Tepat pada tanggal 15 Januari 1934 besluit no. 11 surat keputusan pemberhentian sultan di keluarkan dan dilaksanakan pada pertengahan Februari. Pada 17 Februari sultan di angkut ke kupang bersama kedua anaknya dengan menggunakan kapal uap bernama Merel. Adapun tuntutan untuk Sultan yaitu telah menyelewangkan kontrak untuk memperkaya diri sendiri dengan menarik pajak yang besar pada rakyat salah satunya dengan menarik bayaran beras untuk orang-orang penjara (De Sumatra post, 28 Februari 1934).
tahun 1934 juga terjadi huru hara dalam ibukota kesultanan Dompu, untuk mengantisipasi hal tersebut didatangkan tiga brigader KNIL dari Ende berlabuh di Bima. Kondisi pemerintahan telah kosong untuk sementara Dompu di kontrol oleh seorang inspektur dari Sumbawa. Kegentingan semakin mereda setelah datangnya pasukan dari Ende, namun kondisi politik semakin panas setelah tersiarnya kabar Dompu yang akan di merger dengan kesultanan Bima. Ada pro dan kontra dari kalangan masyarakat Dompu saat itu antara yang dukung perggabungan dan yang tidak ingin mendukung.
Jikapun Dompu tidak ingin lagi adanya seorang kepala pemerintahan maka Dompu akan dibubarkan dan wilayahnya akan dibagikan. Upaya menyelamat wilayah Dompu muncul pada kerabatnya di Bima Sultan Muhammad Salahuddin yaitu menantu Sultan Dompu Muhammad Sirajuddin. Kesultanan Dompu diberikan kepada Bima melalui Besluit 1934 disetujui oleh Gubernur Jendral Makassar yang saat itu adalah JLM Swaab. Akhirnya Kesultanan Dompu dihapus dan wilayahnya dijadikan dua kejenelian oleh Kesultanan Bima (Depdikbud : 1977 :142).
Akhirnya wilayah Dompu menjadi wilayah tak bertuan, selama 13 tahun Dompu dibawah kekuasaan Bima, tahun 1947 ketika Sultan Bima Muhammad Salahuddin menuju Sulawesi dalam rangka undangan konfrensi Malino, dia bertemu dengan keponakan dari istrinya yang juga cucu Sultan Dompu Muhammad Sirajuddin yaitu Muhammad Tajul Arifin yang baru saja menamatkan sekolahnya di Makassar. Sultan Bima menyarankan kepada Tajul Arifin untuk segera pulang ke Dompu, berhubung nantinya pulau Sumbawa akan bergabung dengan Negara Indonesia Timur (NIT).
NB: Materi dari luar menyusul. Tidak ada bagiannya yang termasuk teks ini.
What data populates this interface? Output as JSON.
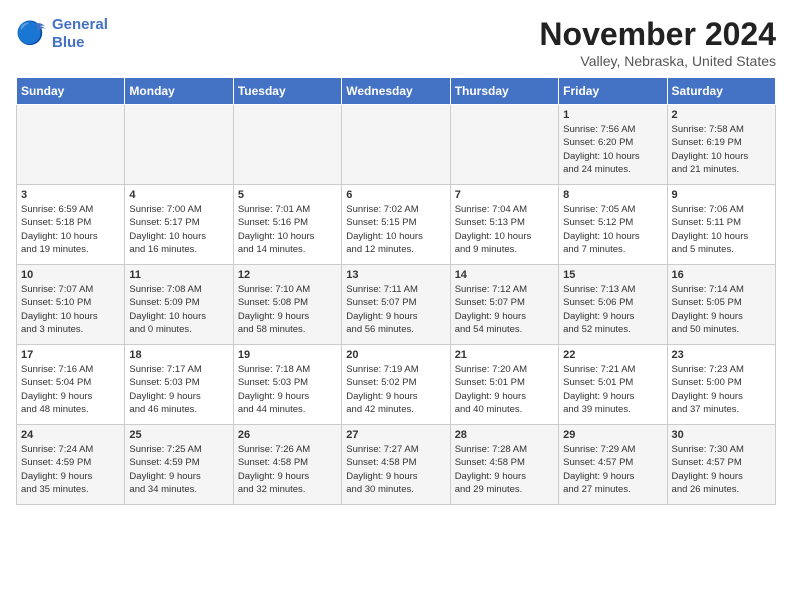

Untuk menguatkan administrasi kejenelian Dompu serta menguatkan keberadaannya, Sultan Bima Muhammad Salahuddin memerintahkan Bumi Luma Rasanae Ahmad Daeng Ngiwu untuk segera membentuk Dewan Kerajaan Bima-Dompu yang dimana nantinya sekaligus persiapan sebagai wilayah Federasi Pulau Sumbawa dan Dompu akan di bentuk kembali sebagai kesultanan dan jabatan sementara untuk M Tajul Arifin sebagai Tureli Dompu. Pada 1 Februari 1947 dibentuklah Dewan Kerajaan Bima – Dompu yang dimana anggotanya berjumlah delapan orang, empat orang dari Bima dan empat orang dari Dompu (lihat dokumen Ahmad Daeng Ngiwu).
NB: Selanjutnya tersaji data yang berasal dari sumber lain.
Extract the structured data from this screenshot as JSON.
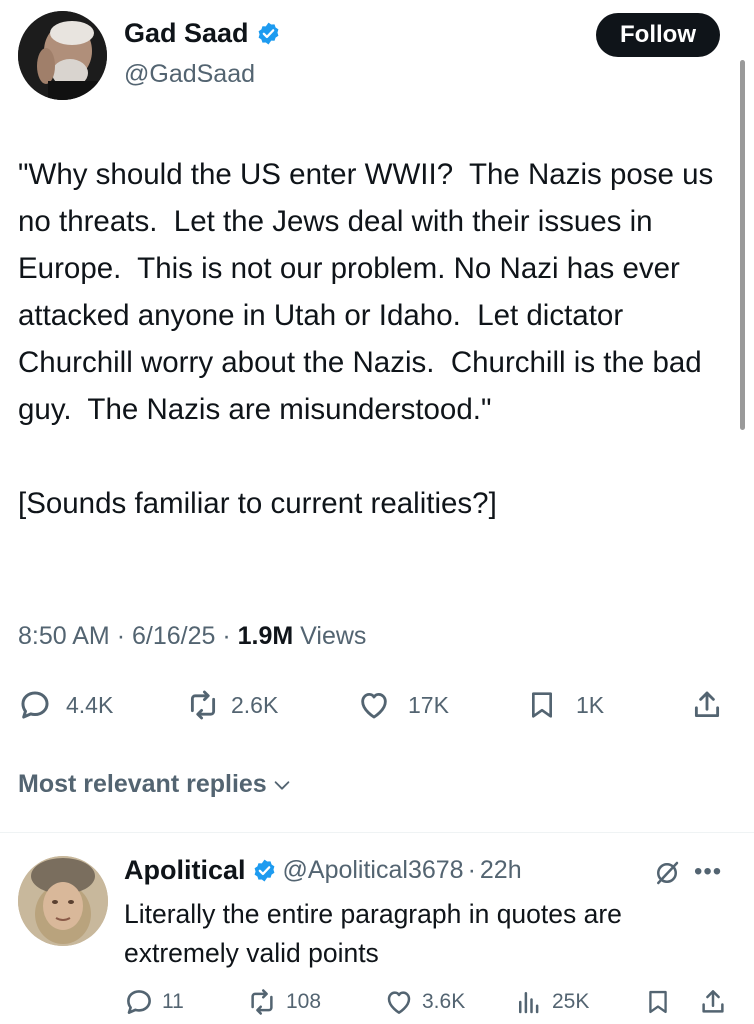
{
  "tweet": {
    "author": {
      "display_name": "Gad Saad",
      "handle": "@GadSaad"
    },
    "follow_label": "Follow",
    "text": "\"Why should the US enter WWII?  The Nazis pose us no threats.  Let the Jews deal with their issues in Europe.  This is not our problem. No Nazi has ever attacked anyone in Utah or Idaho.  Let dictator Churchill worry about the Nazis.  Churchill is the bad guy.  The Nazis are misunderstood.\"\n\n[Sounds familiar to current realities?]",
    "time": "8:50 AM",
    "date": "6/16/25",
    "views_count": "1.9M",
    "views_label": "Views",
    "stats": {
      "replies": "4.4K",
      "reposts": "2.6K",
      "likes": "17K",
      "bookmarks": "1K"
    }
  },
  "replies_sort_label": "Most relevant replies",
  "reply": {
    "display_name": "Apolitical",
    "handle": "@Apolitical3678",
    "time": "22h",
    "text": "Literally the entire paragraph in quotes are extremely valid points",
    "stats": {
      "replies": "11",
      "reposts": "108",
      "likes": "3.6K",
      "views": "25K"
    }
  },
  "colors": {
    "text": "#0f1419",
    "secondary": "#536471",
    "verified": "#1d9bf0",
    "button": "#0f1419"
  }
}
Kemudian pada tanggal 27 Februari 1947, atas ditunjukkannya Dewan Kerajaan oleh ketua Swapraja Bima Abdul Kahir (Putra Kahir), meresmikan berdirinya kembali Kesultanan Dompu atas besluit nomor 1.A/1947 yang disetujui oleh Residen Timur. Dompu kemnali menjadi kesultanan dan jabatan Sultan dikukuhkan M Tajul Arifin. Pada saat itu juga terbentuknya Federasi Pulau Sumbawa dimana tiga anggota (Sumbawa, Bima dan Dompu) menjadi bagian dari Negara Indonesia Timur.